The Ella Valla range is a 2.7-kilometre straight, one of the longest non-military ranges in Australia.
The isolation of the station creates enough fallout space for high-calibre bullets to be safely shot, and tourists have travelled from as far as Singapore to shoot one of Mr Aylmore’s two 50-calibre rifles.
“The 50 BMG is pretty much the largest commercially available rifle that you can buy,” he said.
“It’s unique, it’s loud, it’s got just the right amount of recall, and shooting it over long range is very technical and very challenging.”
The Aylmores are hoping to host international long-range shooting events next year, including the well-known King of the 2 Mile.
Shooters help to build cattle herd
At 116,000 hectares, Ella Valla Station is a smaller station in the context of Western Australia’s large cattle properties.
While the Gascoyne region has a history in sheep and wool production, most properties have transitioned to cattle as historically poor prices and wild dog attacks made running sheep less appealing.
Mr Aylmore said diversifying the pastoral business with a tourism income had allowed him to develop the station’s infrastructure to be suitable for cattle and to build a Droughtmaster cattle herd.

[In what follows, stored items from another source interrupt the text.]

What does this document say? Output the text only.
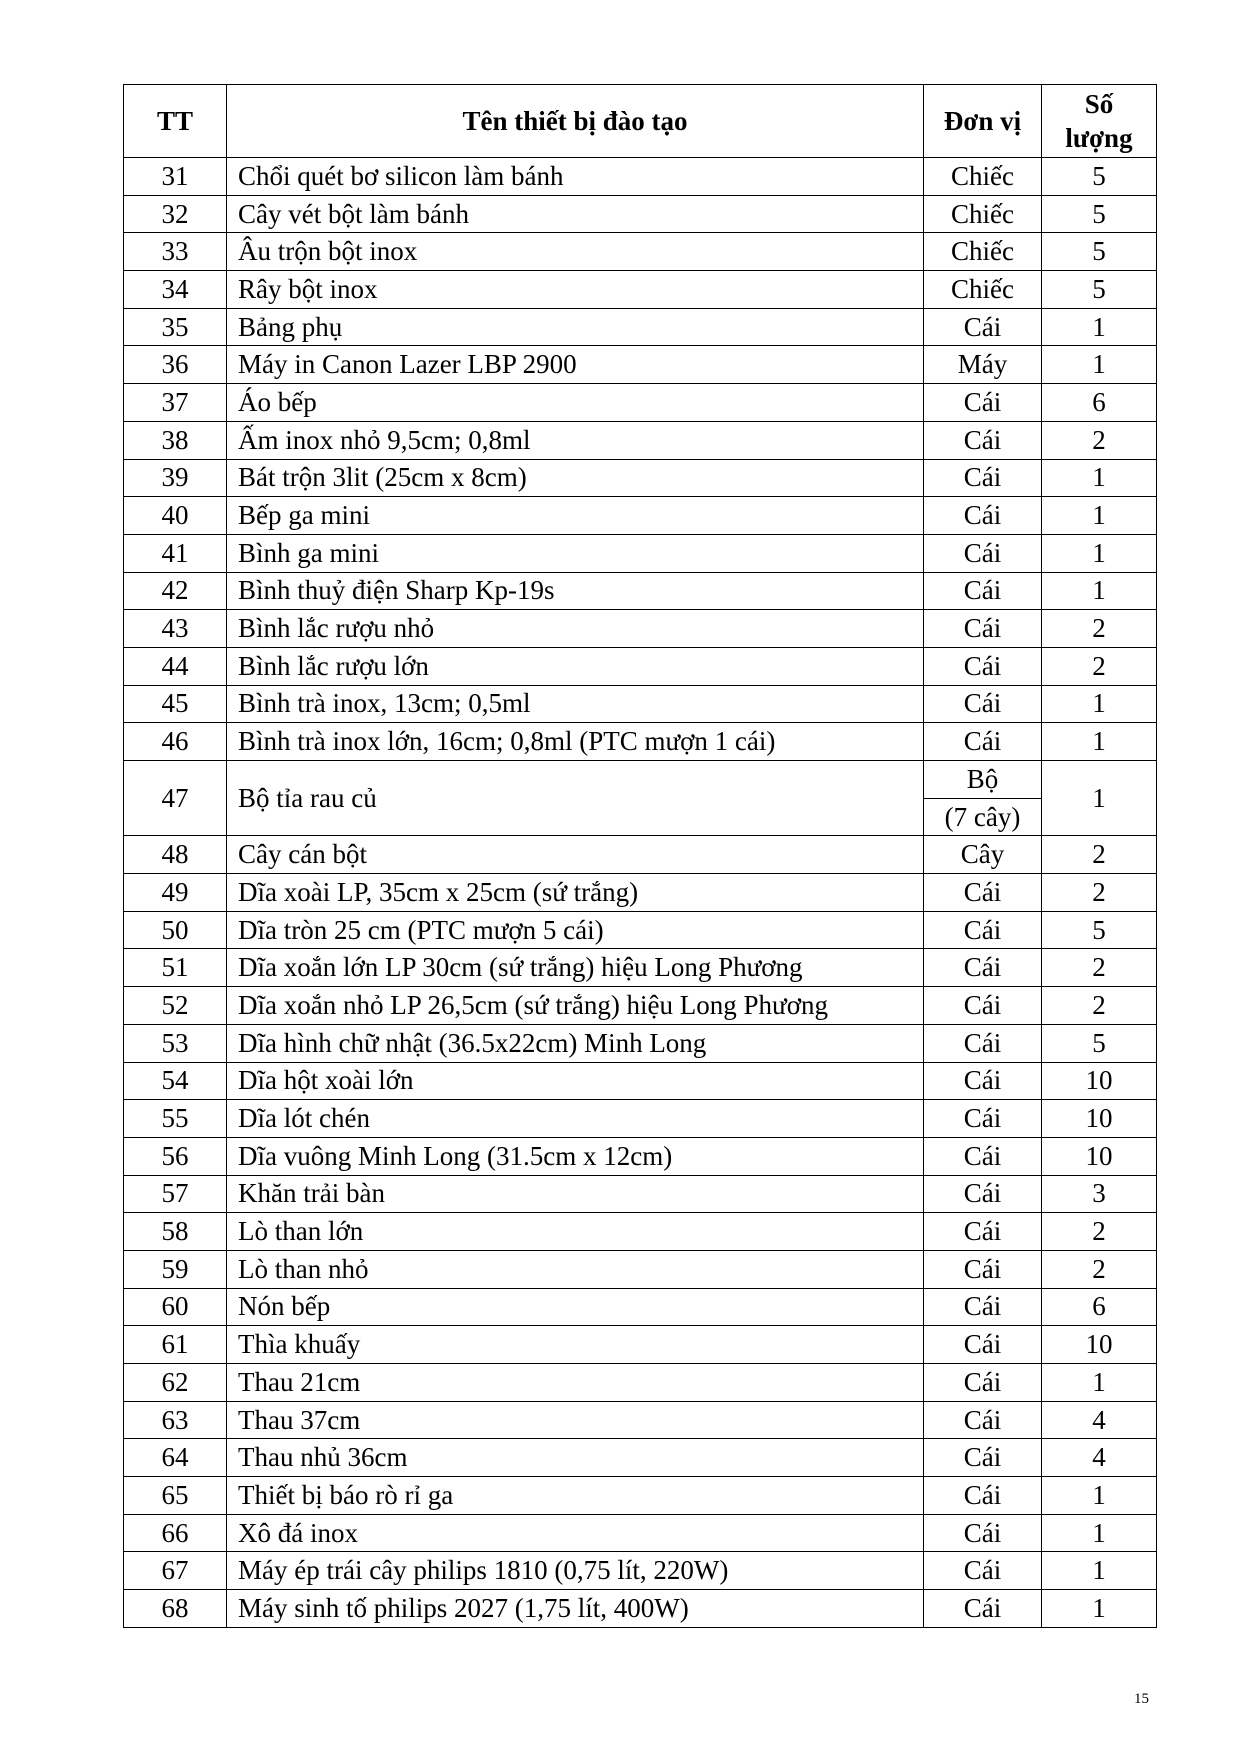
TT	Tên thiết bị đào tạo	Đơn vị	Số
lượng

31	Chổi quét bơ silicon làm bánh	Chiếc	5
32	Cây vét bột làm bánh	Chiếc	5
33	Âu trộn bột inox	Chiếc	5
34	Rây bột inox	Chiếc	5
35	Bảng phụ	Cái	1
36	Máy in Canon Lazer LBP 2900	Máy	1
37	Áo bếp	Cái	6
38	Ấm inox nhỏ 9,5cm; 0,8ml	Cái	2
39	Bát trộn 3lit (25cm x 8cm)	Cái	1
40	Bếp ga mini	Cái	1
41	Bình ga mini	Cái	1
42	Bình thuỷ điện Sharp Kp-19s	Cái	1
43	Bình lắc rượu nhỏ	Cái	2
44	Bình lắc rượu lớn	Cái	2
45	Bình trà inox, 13cm; 0,5ml	Cái	1
46	Bình trà inox lớn, 16cm; 0,8ml (PTC mượn 1 cái)	Cái	1
47	Bộ tỉa rau củ	Bộ	1
		(7 cây)	
48	Cây cán bột	Cây	2
49	Dĩa xoài LP, 35cm x 25cm (sứ trắng)	Cái	2
50	Dĩa tròn 25 cm (PTC mượn 5 cái)	Cái	5
51	Dĩa xoắn lớn LP 30cm (sứ trắng) hiệu Long Phương	Cái	2
52	Dĩa xoắn nhỏ LP 26,5cm (sứ trắng) hiệu Long Phương	Cái	2
53	Dĩa hình chữ nhật (36.5x22cm) Minh Long	Cái	5
54	Dĩa hột xoài lớn	Cái	10
55	Dĩa lót chén	Cái	10
56	Dĩa vuông Minh Long (31.5cm x 12cm)	Cái	10
57	Khăn trải bàn	Cái	3
58	Lò than lớn	Cái	2
59	Lò than nhỏ	Cái	2
60	Nón bếp	Cái	6
61	Thìa khuấy	Cái	10
62	Thau 21cm	Cái	1
63	Thau 37cm	Cái	4
64	Thau nhủ 36cm	Cái	4
65	Thiết bị báo rò rỉ ga	Cái	1
66	Xô đá inox	Cái	1
67	Máy ép trái cây philips 1810 (0,75 lít, 220W)	Cái	1
68	Máy sinh tố philips 2027 (1,75 lít, 400W)	Cái	1
15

“We’re not using great amount of lands, our range can be grazed, it’s one of the first areas that we run our stock into because we don’t want the grasses building up around our infrastructure.”
Banging heads with government
Mr Aylmore said it had been about a two-year process to get State Government approval to host the tourism business at Ella Valla.
The diversification permit, which is soon up for renewal, falls under sections 122 and 121 of the Land Administration Act.
“As soon as they get the briefing notes or I sit down with them and explain what we do, and show them the policies and procedures and how we do business, they become our best supporters.
“I think diversification is the answer, especially for the small leases, which according to the Department of Agriculture aren’t viable.
“I think they are viable; you just have to think a little outside the box.”